Once the bread has been baked, the pan is removed from the breadmaker. The shape of the finished loaf is often considered unusual, with many early bread machines producing a vertically oriented, square or cylindrical loaf very different from commercial breads; however, more recent units generally have a more traditional-appearing horizontal pan. Some bread machines use the standard rectangle shape using two paddles. One Zojirushi model has a heating element in the lid to brown the crust.
Bread machine recipes are often somewhat smaller than standard bread recipes, and are sometimes standardized based on the capacity of the machine's pan; most common in the United States market are 1.5 lb/700g units, and the majority of recipes are written for that capacity; however, 2 lb/900g units are not uncommon. Packaged bread mixes are available, specifically designed for breadmakers, containing premeasured ingredients including flour and yeast, as well as flavorings and occasionally dough conditioners. Only water usually needs to be added. Bread machines generally do not deal well with non-wheat flours, so any recipe that requires a substantial addition of a grain such as rye or corn that lacks gluten will prove difficult at best in a bread machine, as will any dough with unusually large amounts of liquid (such as ciabatta).

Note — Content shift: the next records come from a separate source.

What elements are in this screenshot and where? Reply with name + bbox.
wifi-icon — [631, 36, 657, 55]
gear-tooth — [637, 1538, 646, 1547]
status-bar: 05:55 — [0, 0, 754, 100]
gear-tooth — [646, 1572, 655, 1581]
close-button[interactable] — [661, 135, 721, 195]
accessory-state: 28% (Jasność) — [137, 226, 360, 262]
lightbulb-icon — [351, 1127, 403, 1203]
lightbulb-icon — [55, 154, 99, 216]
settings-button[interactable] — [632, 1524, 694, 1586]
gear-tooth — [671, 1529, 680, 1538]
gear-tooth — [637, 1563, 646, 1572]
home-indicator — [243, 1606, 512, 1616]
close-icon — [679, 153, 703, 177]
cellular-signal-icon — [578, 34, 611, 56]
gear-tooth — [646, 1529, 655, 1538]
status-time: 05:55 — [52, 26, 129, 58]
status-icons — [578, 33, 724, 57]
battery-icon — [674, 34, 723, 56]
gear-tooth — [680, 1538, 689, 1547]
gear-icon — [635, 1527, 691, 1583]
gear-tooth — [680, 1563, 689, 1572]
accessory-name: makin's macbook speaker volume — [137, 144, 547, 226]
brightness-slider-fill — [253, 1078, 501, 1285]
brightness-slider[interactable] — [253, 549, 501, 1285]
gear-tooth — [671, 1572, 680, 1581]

Generally, homemade bread goes stale faster than bread from a commercial baker because the former does not include preservatives. However, it is possible (though a bit more difficult) to use a natural leaven or a pre-ferment in breadmaker dough recipes if the starter is sufficiently fast to rise. Sourdough contains a symbiotic culture of yeast and lactobacteria; the yeast provides some flavor as well as carbon dioxide to provide lift, while lactic acid produced by sourdough's lactobacteria greatly preserves bread, as well as affecting its flavor, while pre-ferments provide some of the same benefits as a sourdough culture with the greater predictability of domesticated baker's yeast.
Breadmakers are often equipped with a timer to control when the breadmaking begins. This allows them, for example, to be loaded in the evening but only begin baking early in the morning, to produce a freshly baked loaf for breakfast. They can also be set only to make dough, for instance to be used to make pizza. Some can also be set to make other things besides bread, such as jam, pasta dough, udon or mochi, a kind of Japanese rice cake. One of the most recent innovations is the facility to add nuts and fruit during the kneading process automatically from a tray.
Traditionally, breadmakers take between three and four hours to bake a loaf. However recently "fast bake" modes have become common additions, many of which are able to produce a loaf in under an hour.
Some breadmakers sold in the 1990s had vertical pans, some horizontal. Today, the vast majority available retail make horizontal loaves. For that reason, they produce a smaller, shorter loaf than their predecessors. It is more difficult to mix a long, horizontal loaf because the ends are distant from the mixer-paddle and gravity does not assist the distribution of the dough. Some machines attempt a better kneading by using two paddles, one at each end. The vertical loaf machine may require a higher powered motor, because the entire mass of the dough-ball is on the paddle as it kneads the dough against the nearby sides of the loaf-pan.